You can run this on a seven to 10-year-old machine. We’re providing support in those programs. As we’ve started reaching out to schools, we wanted to make this as inexpensive as possible. We have an optional gear pack that either the parents or the schools can pay for, keeping the cost at a minimal level. We have reseller agreements that package an audio interface, an XLR cable, a microphone, a mic stand, and a pair of headphones starting at $149 dollars and going down, depending on the volume of how many kids the school wants to source that for. 

And when you get that, it’s everything you need other than the computer/webcam. Then you can play together in live ensemble groups. You can record the master mix, and you get the individual tracks of each student all at the same time seamlessly so you can hear each student as well as hearing the whole thing.
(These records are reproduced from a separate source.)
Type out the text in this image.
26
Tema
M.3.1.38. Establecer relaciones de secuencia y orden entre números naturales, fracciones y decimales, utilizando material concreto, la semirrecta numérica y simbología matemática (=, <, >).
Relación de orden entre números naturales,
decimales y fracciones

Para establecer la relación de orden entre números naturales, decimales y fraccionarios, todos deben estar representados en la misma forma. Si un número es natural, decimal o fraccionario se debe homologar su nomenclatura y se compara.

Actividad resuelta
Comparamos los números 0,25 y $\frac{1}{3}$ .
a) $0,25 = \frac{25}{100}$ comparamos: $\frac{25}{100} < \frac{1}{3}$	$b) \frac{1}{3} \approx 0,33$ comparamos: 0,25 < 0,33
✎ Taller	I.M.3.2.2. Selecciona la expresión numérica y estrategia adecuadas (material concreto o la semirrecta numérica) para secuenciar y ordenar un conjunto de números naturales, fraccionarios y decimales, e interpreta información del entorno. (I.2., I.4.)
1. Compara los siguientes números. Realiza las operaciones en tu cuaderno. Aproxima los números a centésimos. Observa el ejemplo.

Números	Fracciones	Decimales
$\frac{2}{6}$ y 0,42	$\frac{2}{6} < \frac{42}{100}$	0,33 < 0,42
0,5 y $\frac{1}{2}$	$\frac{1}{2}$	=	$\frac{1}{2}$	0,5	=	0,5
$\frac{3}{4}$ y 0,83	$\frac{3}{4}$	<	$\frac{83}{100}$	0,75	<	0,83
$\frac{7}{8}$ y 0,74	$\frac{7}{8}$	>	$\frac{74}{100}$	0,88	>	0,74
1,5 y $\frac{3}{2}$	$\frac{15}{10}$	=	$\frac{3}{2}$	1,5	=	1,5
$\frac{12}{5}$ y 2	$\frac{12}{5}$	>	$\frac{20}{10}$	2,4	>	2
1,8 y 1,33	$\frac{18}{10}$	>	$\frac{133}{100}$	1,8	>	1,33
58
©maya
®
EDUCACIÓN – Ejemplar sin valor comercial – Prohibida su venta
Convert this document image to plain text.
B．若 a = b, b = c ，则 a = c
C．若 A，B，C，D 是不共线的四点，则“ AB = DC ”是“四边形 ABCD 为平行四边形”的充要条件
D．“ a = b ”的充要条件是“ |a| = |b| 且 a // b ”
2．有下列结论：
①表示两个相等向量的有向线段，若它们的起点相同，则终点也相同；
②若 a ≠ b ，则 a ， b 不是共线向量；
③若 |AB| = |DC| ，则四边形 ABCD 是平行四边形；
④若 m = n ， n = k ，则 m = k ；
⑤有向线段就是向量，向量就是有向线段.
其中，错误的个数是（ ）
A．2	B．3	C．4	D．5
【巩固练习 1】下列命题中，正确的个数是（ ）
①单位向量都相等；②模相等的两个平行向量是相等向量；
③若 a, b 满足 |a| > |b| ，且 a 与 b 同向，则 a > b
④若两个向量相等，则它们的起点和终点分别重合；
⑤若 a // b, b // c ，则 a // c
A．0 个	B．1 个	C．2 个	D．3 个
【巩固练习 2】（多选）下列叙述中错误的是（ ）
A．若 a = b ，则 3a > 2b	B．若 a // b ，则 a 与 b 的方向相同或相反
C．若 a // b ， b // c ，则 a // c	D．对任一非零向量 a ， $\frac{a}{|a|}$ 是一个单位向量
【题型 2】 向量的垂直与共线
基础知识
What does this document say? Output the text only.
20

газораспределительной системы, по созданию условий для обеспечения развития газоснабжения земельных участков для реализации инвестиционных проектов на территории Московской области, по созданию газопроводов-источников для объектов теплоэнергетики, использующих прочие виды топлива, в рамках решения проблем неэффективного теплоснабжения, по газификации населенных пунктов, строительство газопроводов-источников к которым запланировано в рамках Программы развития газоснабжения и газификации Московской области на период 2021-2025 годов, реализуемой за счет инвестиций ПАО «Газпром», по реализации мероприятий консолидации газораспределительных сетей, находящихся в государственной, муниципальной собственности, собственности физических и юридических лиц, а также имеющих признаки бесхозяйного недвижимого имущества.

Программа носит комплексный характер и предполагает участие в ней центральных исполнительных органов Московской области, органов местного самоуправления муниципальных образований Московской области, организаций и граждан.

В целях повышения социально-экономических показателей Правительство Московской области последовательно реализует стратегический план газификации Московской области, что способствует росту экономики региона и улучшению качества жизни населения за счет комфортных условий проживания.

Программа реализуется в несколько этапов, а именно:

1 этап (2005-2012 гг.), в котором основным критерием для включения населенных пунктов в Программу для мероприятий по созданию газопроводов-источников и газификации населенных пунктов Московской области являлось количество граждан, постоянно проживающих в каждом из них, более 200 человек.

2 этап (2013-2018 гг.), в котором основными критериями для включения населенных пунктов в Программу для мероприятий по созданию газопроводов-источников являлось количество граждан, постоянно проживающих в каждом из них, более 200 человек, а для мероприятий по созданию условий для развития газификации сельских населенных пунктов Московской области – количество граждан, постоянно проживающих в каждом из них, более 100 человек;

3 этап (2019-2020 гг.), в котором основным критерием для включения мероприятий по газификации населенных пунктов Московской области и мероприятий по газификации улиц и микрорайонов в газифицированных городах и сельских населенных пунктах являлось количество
You could do that for chair tests or individual instructor feedback.

Every student can get a mix that sounds good to them, and the instructor can get the mix good for them. There’s broadcast simulcasting. A big part of every music program is having families and others show up and view the performance. You can actually live broadcast the performances through YouTube or Facebook Live.

That was a huge upgrade we pushed immediately when COVID-19 hit, because we had a way that you could get an audio simulcast, now we have video and audio together. 

You can’t get your whole band or whole orchestra or even whole choir on it in a single session. I’d say it maxes out at about eight people, including the teacher, in a session. [That’s a] decent-sized ensemble together, and you’re keeping kids engaged. The fun part is playing together. 

The speed of light is the speed of light, and the internet backbone moves at approximately the speed of light. But the speed of sound is like one foot in one millisecond. The speed of the internet backbone is around 100 miles a millisecond. And that’s the basis of arbitrage where we can get people to be able to play together.

That limitation of physics actually makes it perfect for ensembles where everyone is in the same community.

We’ve built network acceleration service that guarantees connectivity. So, if the peer-to-peer route that we try fails to connect, we automatically connect you over this accelerated proprietary network, and still get you connected so you can play together. If we detect a connection that we can accelerate, we accelerate it. Otherwise, we just leave it alone.

Is there anything else that you want to make sure the music educators know about JamKazam?

We’re re-vamping the website right now. We have a team that responds to school inquiries at education@jamkazam.com. We have a simple invoice and license agreement so that schools can distribute licenses to the number of students that will participate. We have a COPPA-sensitive onboarding feature for automated, secure student account access. And we offer one-on-one tech support for instructors and students to make sure everyone can get up and running successfully. For K-12 we offer special discounted pricing to make the platform more affordable to this particular educational segment, starting at $50 per student per school year and going down from there based on volume. Pricing for universities remains at $100 per student per year, in line with our general platform pricing.